With that one juxtaposition, McNally manages to belittle the horrible suffering of Christ on the cross by equating it with 1950s-style parochial school punishment, and the role of women in the church by suggesting that they are the true oppressors rather than being another group that has been sinned against by the church fathers. (At least gay men can stay in the closet and be ordained. No woman can ever “pass” into the halls of ecclesiastical power.) The inherent offensiveness of this image trumps a line from earlier in the show: as the disciples/actors begin gathering up the props for their passion play, one of them walks across the stage with a rubber fish and says (I wish I were making this up), “A fish. Pee yew!”
Earlier reviewers were right to point out the warm and fuzzy quality of Joshua’s relationship with his disciples. As written by McNally and played by Randy Goetz, Joshua is clean-cut and self-effacing rather than the oversexed queen the protesters seemed to fear. There is no nudity here. The actors are sitting onstage chatting as the audience files in. They strip down to their underwear, are called by their real names to be baptized as their characters (the disciples have jobs that run the gamut from lawyer to teacher to hustler), and then don identical khakis and white shirts (the gospel according to Gap) in order to begin the story. We see very little simulated onstage sex–the disciples have, we learn at the Last Supper, all “lain” with Joshua, but the relationships depicted are more like the cuddling of puppies than an orgiastic frenzy. The sole exception is Joshua’s relationship with the treacherous Judas (Patrick Rybarczyk). In another departure from the New Testament, it’s not John that Joshua loves best. He goes for the bad boy and it costs him his life.
Given the thinness of the material, the 13 cast members do their best to keep this two-hour, intermissionless sermon-as-story on track. Goetz manages to deliver Joshua’s homilies without self-dramatizing (though I wondered why he’s the only one in his titular hometown who doesn’t have a twang). Rus Rainear as Thaddeus (“I’m a hairdresser. Does anyone have a problem with that?”) is a sly charmer who avoids the screamer stereotypes built into the part. Michael Pacas as Bartholomew, a doctor torn between his love of Joshua and his skepticism about the latter’s healing powers, adds an air of stolid sternness to the gambolings of the disciples. (Their adventures seem like one long circuit party minus the bare-backing, and with time out for the occasional miracle.)

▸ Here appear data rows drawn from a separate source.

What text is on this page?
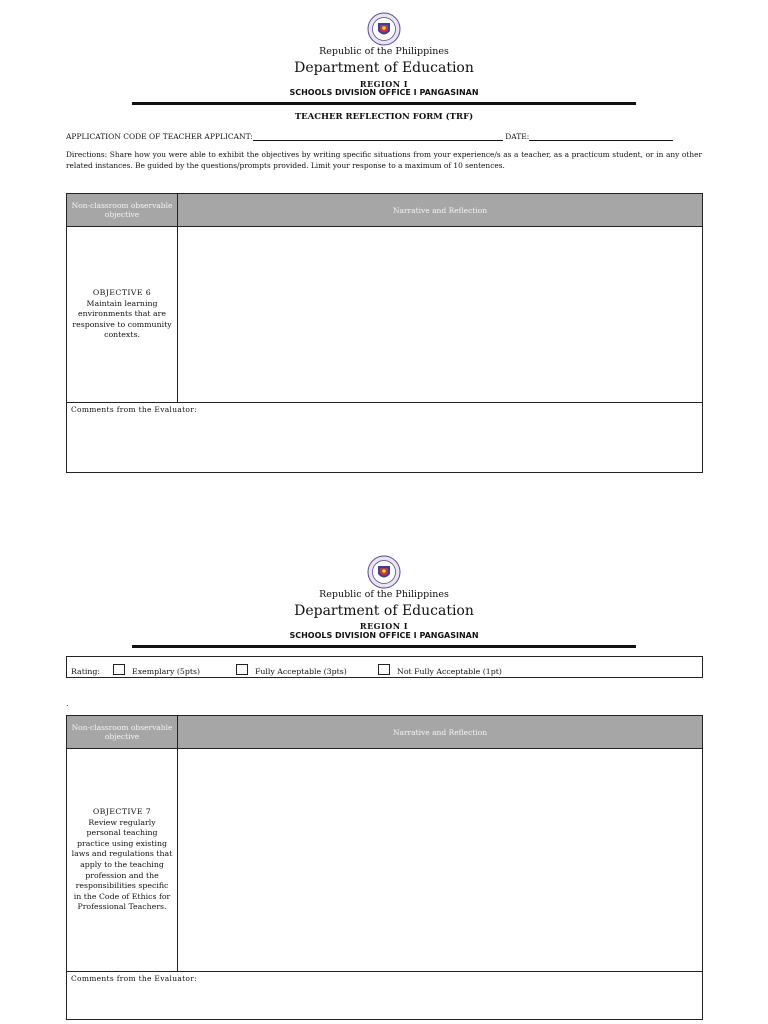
Republic of the Philippines
Department of Education
REGION I
SCHOOLS DIVISION OFFICE I PANGASINAN
TEACHER REFLECTION FORM (TRF)
APPLICATION CODE OF TEACHER APPLICANT:	DATE:
Directions: Share how you were able to exhibit the objectives by writing specific situations from your experience/s as a teacher, as a practicum student, or in any other related instances. Be guided by the questions/prompts provided. Limit your response to a maximum of 10 sentences.
Non-classroom observable objective	Narrative and Reflection

OBJECTIVE 6
Maintain learning environments that are responsive to community contexts.	

Comments from the Evaluator:	
Republic of the Philippines
Department of Education
REGION I
SCHOOLS DIVISION OFFICE I PANGASINAN
Rating:	Exemplary (5pts)	Fully Acceptable (3pts)	Not Fully Acceptable (1pt)
.
Non-classroom observable objective	Narrative and Reflection

OBJECTIVE 7
Review regularly personal teaching practice using existing laws and regulations that apply to the teaching profession and the responsibilities specific in the Code of Ethics for Professional Teachers.	

Comments from the Evaluator:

Rader keeps the action moving briskly, and Tom Bursch’s set and Eric Appleton’s lighting are clean and simple. As the action unfolds, the disciples attach pieces of canvas to the scrim at the rear of the playing area, and by play’s end these form the stark image of a hand pierced by a spike.
McNally’s original detractors missed the point of this play entirely. His Joshua’s message isn’t threatening to the established order. It’s “All men are divine.” Especially all gay white men, the men most like McNally himself. All women are either invisible or insipid. We’ll have to wait for someone else to come up with a really radical reinvention of the New Testament. Paging Mary Daly.